La retinitis pigmentosa es una degeneración infrecuente y progresiva de la retina (la estructura transparente y sensible a la luz situada en la zona posterior del ojo), que con el tiempo provoca una pérdida visual entre moderada y grave.

La retinitis pigmentosa suele ser hereditaria. Una de sus formas presenta un patrón de herencia dominante; es decir, solo se requiere un gen anómalo de cualquiera de los progenitores. Otras formas son recesivas y requieren un gen anómalo de ambos progenitores. Existe una variedad con un patrón hereditario recesivo ligado al cromosoma X que aparece principalmente en varones que heredan un gen anómalo de la madre. Algunas personas, en su mayoría varones, pueden heredar también una pérdida de audición (un trastorno denominado síndrome de Usher).

Síntomas

Las células fotorreceptoras (sensibles a la luz) de la retina que posibilitan la visión nocturna, en la oscuridad o con luz tenue (denominados bastones) degeneran gradualmente. Como resultado, la visión se dificulta mucho en las mencionadas condiciones.

Los síntomas de la retinitis pigmentosa comienzan a distintas edades, a menudo en la infancia. Con el tiempo, la visión periférica se va deteriorando y puede llegar a perderse la visión nocturna o con poca luz. En las últimas etapas de la enfermedad, por lo general solo queda una pequeña área de visión central y posiblemente se ha perdido toda la visión periférica (visión en túnel).

Diagnóstico

  • Exploración médica del ojo

  • Posiblemente electrorretinografía

  • Exploración de miembros de la familia

Los médicos sospechan el diagnóstico de retinitis pigmentosa en personas con mala visión nocturna o con antecedentes familiares de la enfermedad. Al examinar la retina con un oftalmoscopio, se detectan cambios específicos que sugieren el diagnóstico.

Algunas pruebas, como el electrorretinograma, que mide la respuesta eléctrica de la retina a la luz, pueden ayudar a confirmar el diagnóstico y determinar la evolución de la gravedad del trastorno con el tiempo.

Los miembros de la familia deben ser explorados para, si es posible, determinar el patrón hereditario.

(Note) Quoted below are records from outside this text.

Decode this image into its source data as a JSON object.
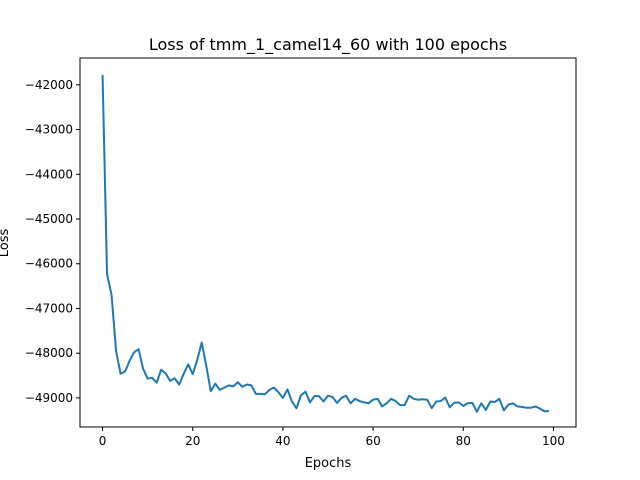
{
  "chart_data": {
    "type": "line",
    "title": "Loss of tmm_1_camel14_60 with 100 epochs",
    "xlabel": "Epochs",
    "ylabel": "Loss",
    "xlim": [
      -5,
      105
    ],
    "ylim": [
      -49650,
      -41400
    ],
    "grid": false,
    "x_ticks": [
      0,
      20,
      40,
      60,
      80,
      100
    ],
    "y_ticks": [
      -49000,
      -48000,
      -47000,
      -46000,
      -45000,
      -44000,
      -43000,
      -42000
    ],
    "x_tick_labels": [
      "0",
      "20",
      "40",
      "60",
      "80",
      "100"
    ],
    "y_tick_labels": [
      "−49000",
      "−48000",
      "−47000",
      "−46000",
      "−45000",
      "−44000",
      "−43000",
      "−42000"
    ],
    "series": [
      {
        "color": "#1f77b4",
        "x": [
          0,
          1,
          2,
          3,
          4,
          5,
          6,
          7,
          8,
          9,
          10,
          11,
          12,
          13,
          14,
          15,
          16,
          17,
          18,
          19,
          20,
          21,
          22,
          23,
          24,
          25,
          26,
          27,
          28,
          29,
          30,
          31,
          32,
          33,
          34,
          35,
          36,
          37,
          38,
          39,
          40,
          41,
          42,
          43,
          44,
          45,
          46,
          47,
          48,
          49,
          50,
          51,
          52,
          53,
          54,
          55,
          56,
          57,
          58,
          59,
          60,
          61,
          62,
          63,
          64,
          65,
          66,
          67,
          68,
          69,
          70,
          71,
          72,
          73,
          74,
          75,
          76,
          77,
          78,
          79,
          80,
          81,
          82,
          83,
          84,
          85,
          86,
          87,
          88,
          89,
          90,
          91,
          92,
          93,
          94,
          95,
          96,
          97,
          98,
          99
        ],
        "y": [
          -41780,
          -46230,
          -46700,
          -47950,
          -48460,
          -48410,
          -48170,
          -47980,
          -47910,
          -48350,
          -48570,
          -48550,
          -48660,
          -48370,
          -48450,
          -48620,
          -48560,
          -48700,
          -48460,
          -48250,
          -48470,
          -48150,
          -47760,
          -48280,
          -48850,
          -48680,
          -48820,
          -48770,
          -48720,
          -48740,
          -48650,
          -48750,
          -48700,
          -48720,
          -48910,
          -48910,
          -48920,
          -48820,
          -48770,
          -48870,
          -49000,
          -48810,
          -49080,
          -49230,
          -48940,
          -48860,
          -49100,
          -48960,
          -48960,
          -49080,
          -48950,
          -48980,
          -49110,
          -49000,
          -48950,
          -49120,
          -49020,
          -49070,
          -49100,
          -49120,
          -49040,
          -49020,
          -49190,
          -49120,
          -49020,
          -49070,
          -49160,
          -49160,
          -48950,
          -49020,
          -49040,
          -49030,
          -49040,
          -49230,
          -49080,
          -49070,
          -48990,
          -49210,
          -49110,
          -49100,
          -49180,
          -49120,
          -49110,
          -49310,
          -49120,
          -49270,
          -49080,
          -49090,
          -49020,
          -49280,
          -49150,
          -49120,
          -49190,
          -49200,
          -49220,
          -49220,
          -49190,
          -49240,
          -49300,
          -49290
        ]
      }
    ]
  }
}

Si el trastorno está presente en otros miembros de la familia, debe considerarse el consejo genético antes de tener hijos.

Tratamiento

  • La vitamina A palmitato

  • Suplementos de ácidos grasos omega-3

  • Suplementos de luteína en combinación con zeaxantina

Ningún tratamiento puede revertir el daño causado por la retinitis pigmentosa. El palmitato de vitamina A puede contribuir a lentificar la progresión de la enfermedad en algunas personas. Los suplementos que contengan un ácido graso omega-3 (por ejemplo, ácido docosahexaenoico) y una combinación de luteína más zeaxantina también pueden reducir la tasa de pérdida de la visión.

A las personas que han perdido toda la visión, o casi toda, se les puede administrar un chip de ordenador implantado quirúrgicamente en el ojo, que puede restaurar cierta percepción de la luz y las formas.